Figure 4: Logistic regression four fold plot
Figure 5: Decision tree four fold plot
Figure 6: Support Vector Machine four fold plot
Figure 7: Neural Network four fold plot
We can see from these visualisations that all the models perform comparably well classifying the majority of patients correctly. However, depending on in which direction a patient is misclassified has a different impact in the real-world. If we take the logistic regression model as an example, we can see four patients are classified as having heart disease when they were not diagnosed with heart disease. This could present a number of issues in the real-world such as causing unnecessary panic to the patient as well as leading to potentially expensive further investigations. However in the same model, we can see that three patients who should have been diagnosed as having heart disease were incorrectly classified as not having heart disease.
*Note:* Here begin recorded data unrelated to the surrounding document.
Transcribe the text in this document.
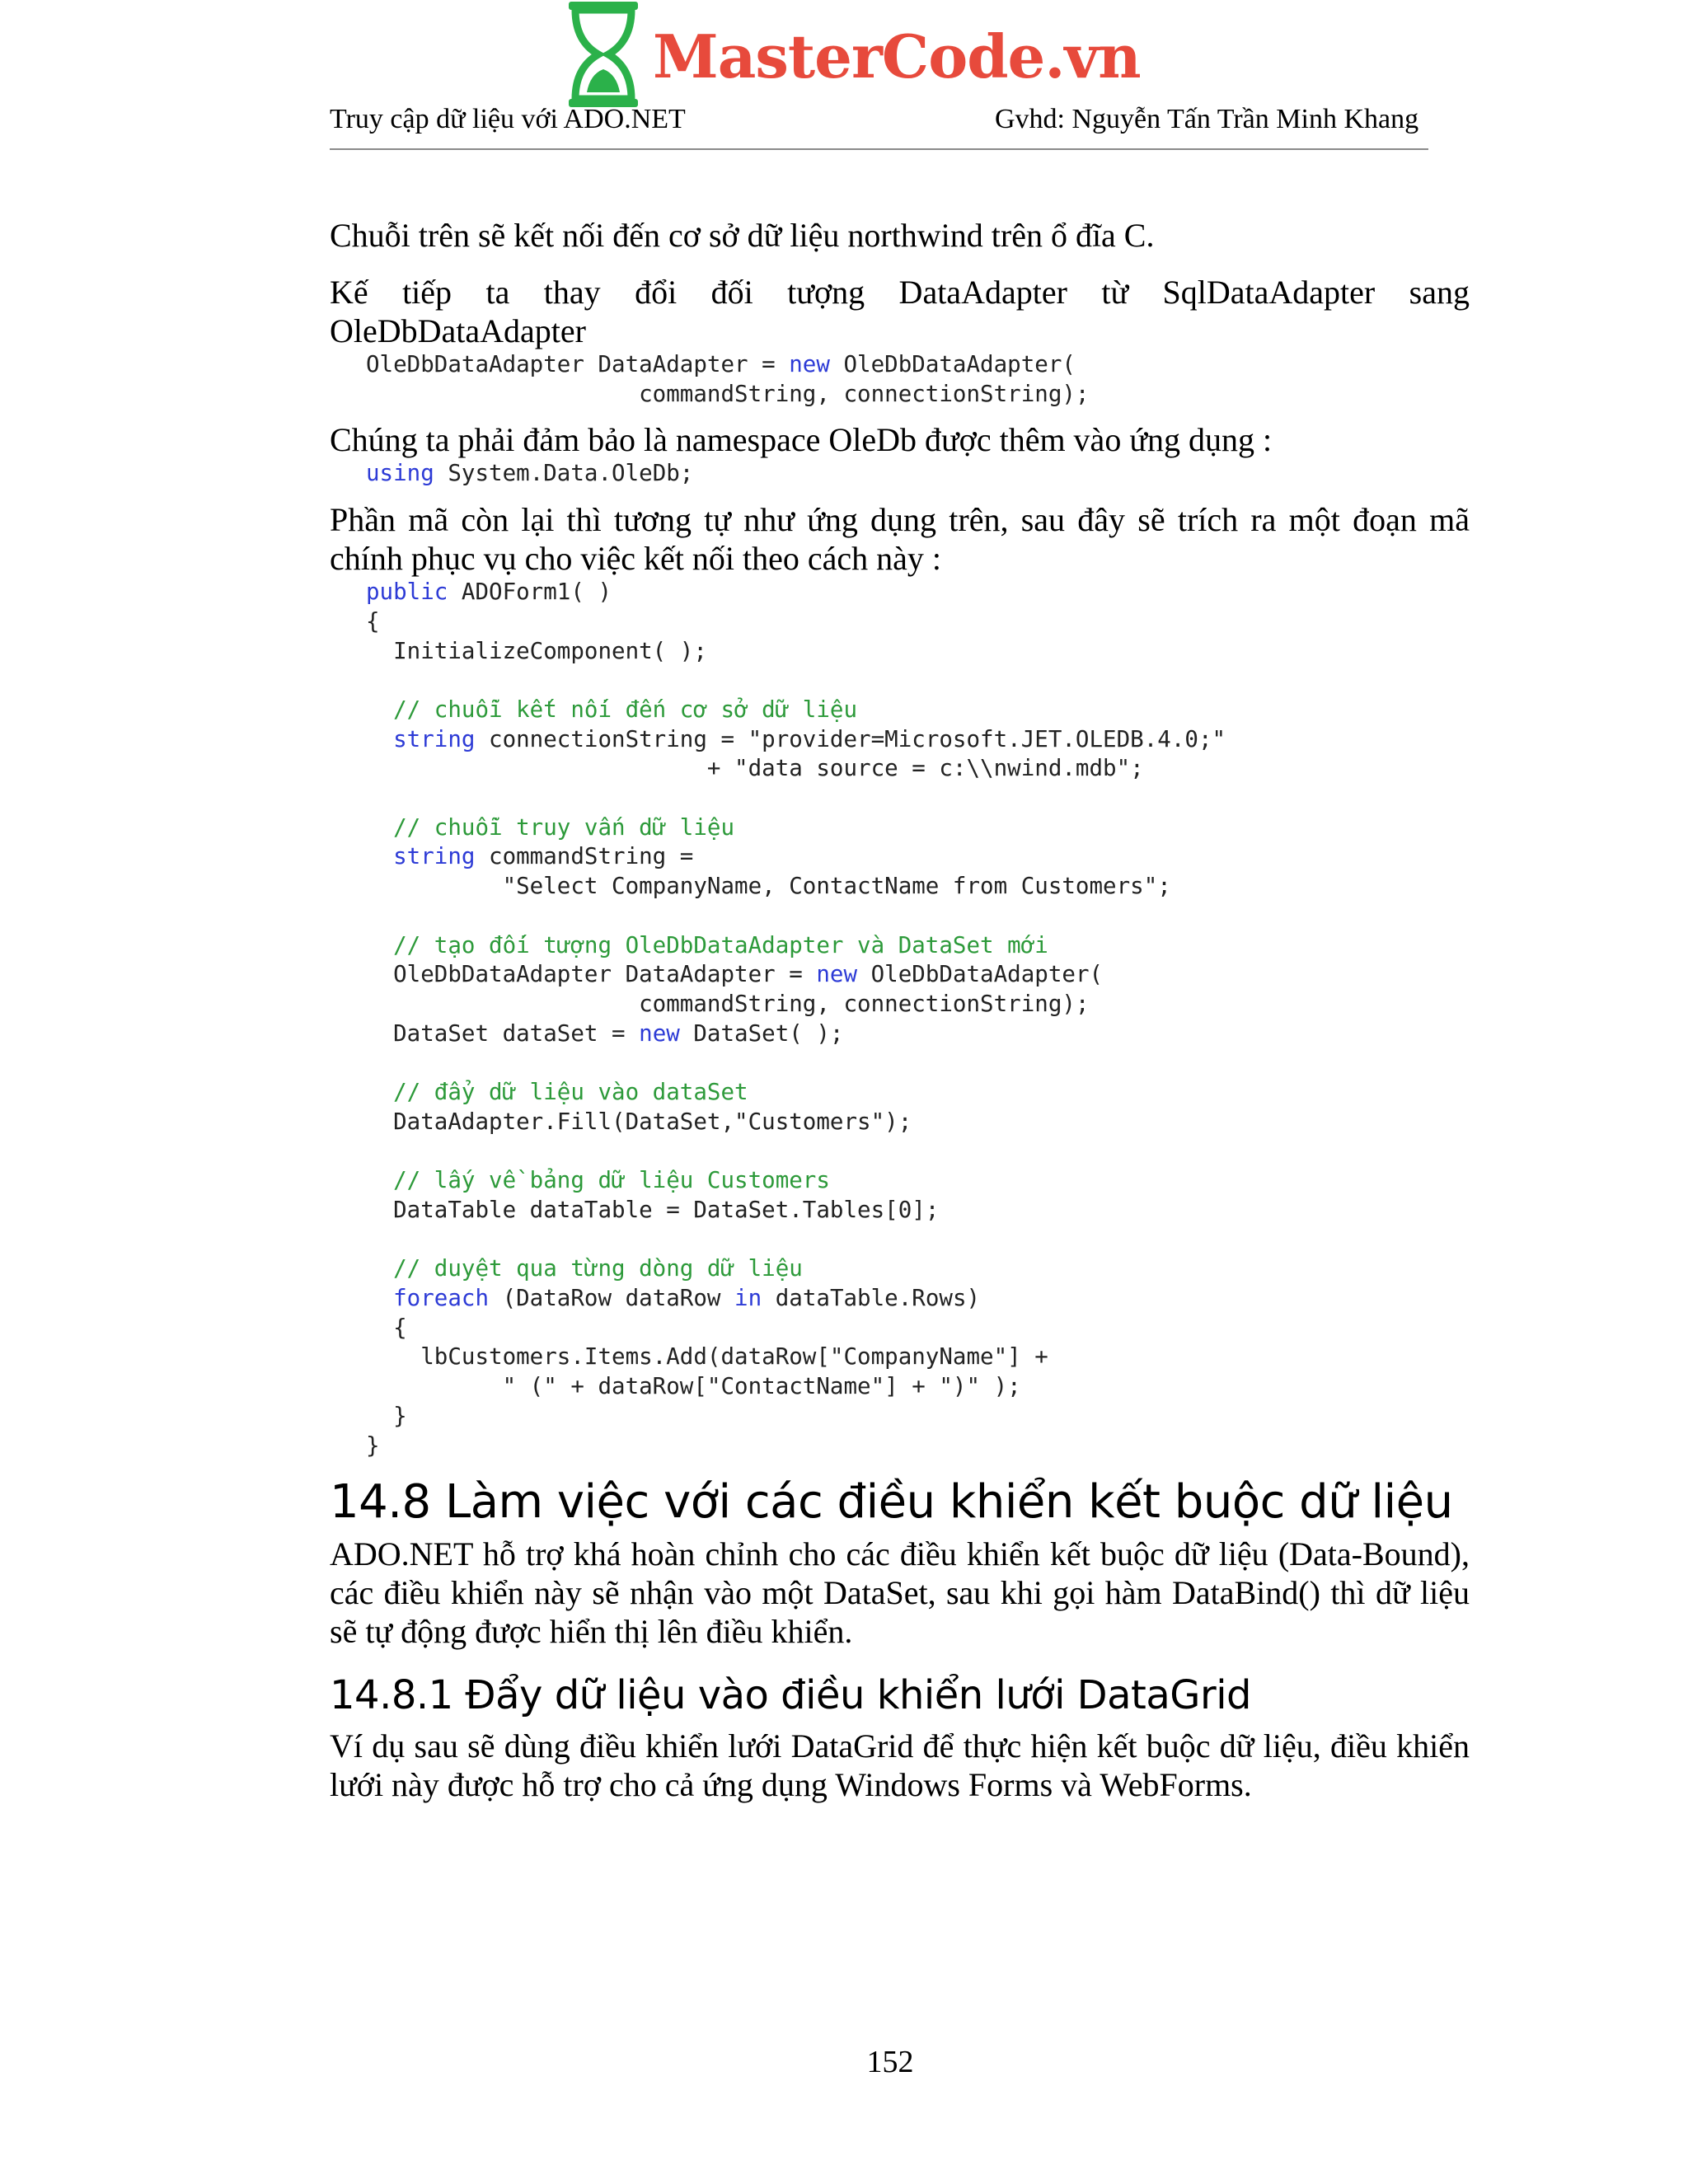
MasterCode.vn
Truy cập dữ liệu với ADO.NET	Gvhd: Nguyễn Tấn Trần Minh Khang

Chuỗi trên sẽ kết nối đến cơ sở dữ liệu northwind trên ổ đĩa C.

Kế tiếp ta thay đổi đối tượng DataAdapter từ SqlDataAdapter sang

OleDbDataAdapter

OleDbDataAdapter DataAdapter = new OleDbDataAdapter(
commandString, connectionString);

Chúng ta phải đảm bảo là namespace OleDb được thêm vào ứng dụng :

using System.Data.OleDb;

Phần mã còn lại thì tương tự như ứng dụng trên, sau đây sẽ trích ra một đoạn mã chính phục vụ cho việc kết nối theo cách này :

public ADOForm1( )
{
InitializeComponent( );

// chuỗi kết nối đến cơ sở dữ liệu
string connectionString = "provider=Microsoft.JET.OLEDB.4.0;"
+ "data source = c:\\nwind.mdb";

// chuỗi truy vấn dữ liệu
string commandString =
"Select CompanyName, ContactName from Customers";

// tạo đối tượng OleDbDataAdapter và DataSet mới
OleDbDataAdapter DataAdapter = new OleDbDataAdapter(
commandString, connectionString);
DataSet dataSet = new DataSet( );

// đẩy dữ liệu vào dataSet
DataAdapter.Fill(DataSet,"Customers");

// lấy về bảng dữ liệu Customers
DataTable dataTable = DataSet.Tables[0];

// duyệt qua từng dòng dữ liệu
foreach (DataRow dataRow in dataTable.Rows)
{
lbCustomers.Items.Add(dataRow["CompanyName"] +
" (" + dataRow["ContactName"] + ")" );
}
}
14.8 Làm việc với các điều khiển kết buộc dữ liệu

ADO.NET hỗ trợ khá hoàn chỉnh cho các điều khiển kết buộc dữ liệu (Data-Bound), các điều khiển này sẽ nhận vào một DataSet, sau khi gọi hàm DataBind() thì dữ liệu sẽ tự động được hiển thị lên điều khiển.

14.8.1 Đẩy dữ liệu vào điều khiển lưới DataGrid

Ví dụ sau sẽ dùng điều khiển lưới DataGrid để thực hiện kết buộc dữ liệu, điều khiển lưới này được hỗ trợ cho cả ứng dụng Windows Forms và WebForms.

152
This is arguably much more problematic as these patients may not get the treatment they desire in a timely fashion and their condition could worsen. For this reason, in this example, it may be more desirable to chose a model that produces less type X errors even if this results in a greater number of total errors.
Conclusions
In the analysis above we have used a range of machine learning models to predict heart disease. We started by examining the data and assessing how the variables in the dataset explained the target variable. We then divided the data into a training and testing set, built our models on the training set and tuned some of the hyper parameters. We then assessed these models on the testing dataset and determined the performance of each model. To further extend this analysis, we could add weight penalties to the models to try and limit the number of misclassifications in a given direction.